Organizar a rebelião para deter o extrativismo

Por Raúl Zibechi
Publicado em La Jornada e traduzido por Cepat

 

São múltiplas e simultâneas. São tormentas ambientais, militares, políticas, paramilitares, econômicas, feminicidas. É o narcotráfico como braço dos poderosos e estados. É uma política de acumulação de capital e poder, predatória de tudo o que passa pelo seu caminho. A violência se tornou o principal argumento das classes dominantes.

O espaço não é suficiente para nomeá-las, mas se resumem em morte e destruição. Esse é o capitalismo realmente existente que na América Latina não para de avançar sobre cadáveres, humanos e não humanos, seres vivos, rios, serras e pradarias.

Nas últimas semanas, governos e classes dominantes empreenderam diversas formas de ataque aos povos, que revelam como o poder aperta com suas garras. A comunidade autônoma de Temucuicui, um povoado mapuche no sul do Chile, foi atacada por carabineiros, com o saldo de um ferido grave e a queima da colheita de trigo.

Não é a primeira vez que esta comunidade sofre repressão, nem será a última. Contudo, queimar os alimentos é algo muito grave. No dia 10 de fevereiro, apreenderam 80 toneladas de trigo e, na semana passada, queimaram 50 hectares da comunidade sem colher. “Carabineiros reprimiram violentamente os trabalhos de colheita, vinte pessoas ficaram feridas com balas de aço” e o comuneiro Hugo Queipul em estado grave.

O comunicado da comunidade autônoma acrescenta que “este ato é a simples reiteração do tratamento do Estado terrorista chileno ao povo mapuche, que durante o século XIX queimava as ruka [casas], as colheitas e roubava o gado para ser entregue aos colonos expatriados que fugiam da pobreza na Europa”.

Na Guatemala, o jornalismo está sendo criminalizado e perseguido. Um juiz iniciou uma investigação contra um grupo de jornalistas de elPeriódico por “obstrução à justiça”. Com toda razão, a justiça teme as investigações jornalísticas, pois expõem a miséria do sistema.

“O objetivo final é destruir o jornalismo independente como espaço democrático por excelência, ou contaminá-lo o suficiente para que as vozes mais suspeitas se calem, se apliquem a autocensura e renunciem a enfrentar o poder”, aponta La Prensa Gráfica.

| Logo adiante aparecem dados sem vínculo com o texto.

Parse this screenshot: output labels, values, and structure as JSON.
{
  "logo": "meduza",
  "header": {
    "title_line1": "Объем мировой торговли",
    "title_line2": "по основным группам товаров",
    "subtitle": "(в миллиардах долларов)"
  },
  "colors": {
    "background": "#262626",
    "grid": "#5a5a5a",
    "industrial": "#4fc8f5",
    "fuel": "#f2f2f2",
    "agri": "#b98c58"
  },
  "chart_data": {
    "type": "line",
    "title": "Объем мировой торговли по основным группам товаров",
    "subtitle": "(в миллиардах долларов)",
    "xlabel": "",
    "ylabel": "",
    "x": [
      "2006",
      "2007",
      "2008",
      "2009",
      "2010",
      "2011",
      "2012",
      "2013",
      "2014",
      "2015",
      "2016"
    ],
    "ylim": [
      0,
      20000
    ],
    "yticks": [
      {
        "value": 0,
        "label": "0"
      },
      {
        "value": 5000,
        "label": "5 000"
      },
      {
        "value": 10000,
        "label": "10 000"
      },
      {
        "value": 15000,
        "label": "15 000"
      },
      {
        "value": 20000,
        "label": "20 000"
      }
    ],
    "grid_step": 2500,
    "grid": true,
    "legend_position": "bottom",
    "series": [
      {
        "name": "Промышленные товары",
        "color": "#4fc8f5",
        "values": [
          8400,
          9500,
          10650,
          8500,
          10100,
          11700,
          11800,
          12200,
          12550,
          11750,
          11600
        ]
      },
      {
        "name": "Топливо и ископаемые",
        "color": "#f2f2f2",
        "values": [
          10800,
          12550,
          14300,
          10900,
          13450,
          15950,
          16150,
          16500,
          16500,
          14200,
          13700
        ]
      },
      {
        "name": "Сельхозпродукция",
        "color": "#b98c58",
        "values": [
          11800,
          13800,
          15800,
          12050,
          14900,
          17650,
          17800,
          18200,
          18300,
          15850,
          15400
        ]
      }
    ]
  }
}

O Movimento de Libertação dos Povos também está sendo obstruído para que não possa apresentar candidatos, em uma atitude que lembra a ditadura de Daniel Ortega. Contudo, autoriza-se a candidatura de Zury Ríos, filha do ditador Efraín Ríos Montt, expressamente proibida pela Constituição, ou de corruptos, julgados e condenados por instâncias internacionais.

Afirma-se que El Salvador, Honduras e Guatemala (além da Nicarágua) não são mais democracias. Alguma vez foram? Que democracia pode ser construída sobre a pobreza de 70% da população, a marginalização e a violência?

Terminamos este breve relato com a Argentina. A Unicef afirma que 66% das crianças são pobres e que 87% das famílias dos bairros populares têm dificuldades de acesso aos alimentos. O jornalista Darío Aranda afirma que “assim como há 200 anos, a principal ideia dos governantes locais é ser fornecedor de matérias-primas, o que é justamente uma das principais causas da pobreza e da dependência”.

Acrescenta: “Suas propostas para sair da crise foram as mesmas de 2022: mais megamineração, mais agronegócio, mais exploração de petróleo e lítio”. Não querem ir além de repetir o mesmo que já fracassou e que está na base dos problemas atuais. Alberto Fernández, o presidente argentino, parece estar copiando AMLO, no sentido de resolver a violência com mais armas na rua. Diante da ofensiva narcotraficante em Rosário, sua resposta é enviar policiais e militares.

Nos países mencionados, há governos tanto de direita como de esquerda, conservadores e progressistas. Mas, todos fazem exatamente a mesma coisa. Alguns com melhores modos. Outros mais brutos. O que não se questiona é o modelo de acumulação por espoliação. O único debate realmente existente é como gerir um modelo que nem a direita e nem a esquerda discutem: uma realidade que é impossível esconder com eleições e com direitos.

Pregam-nos direitos quando o extrativismo os viola sistematicamente. Utilizam os bens comuns para pagar a dívida externa, satisfazer as multinacionais e os grupos dominantes. Por isso, Aranda conclui: “Os governos não pensam na próxima geração, mas, sim, na próxima eleição. Nas áreas devastadas pelo modelo, já se fala em “ditadura mineira”.

Não se derrota o modelo a partir das instituições, mas pela ação direta de baixo. Podemos aprender com os povos originários e com as mulheres que lutam: não é com decretos e leis que se detém o extrativismo, mas com a rebelião organizada.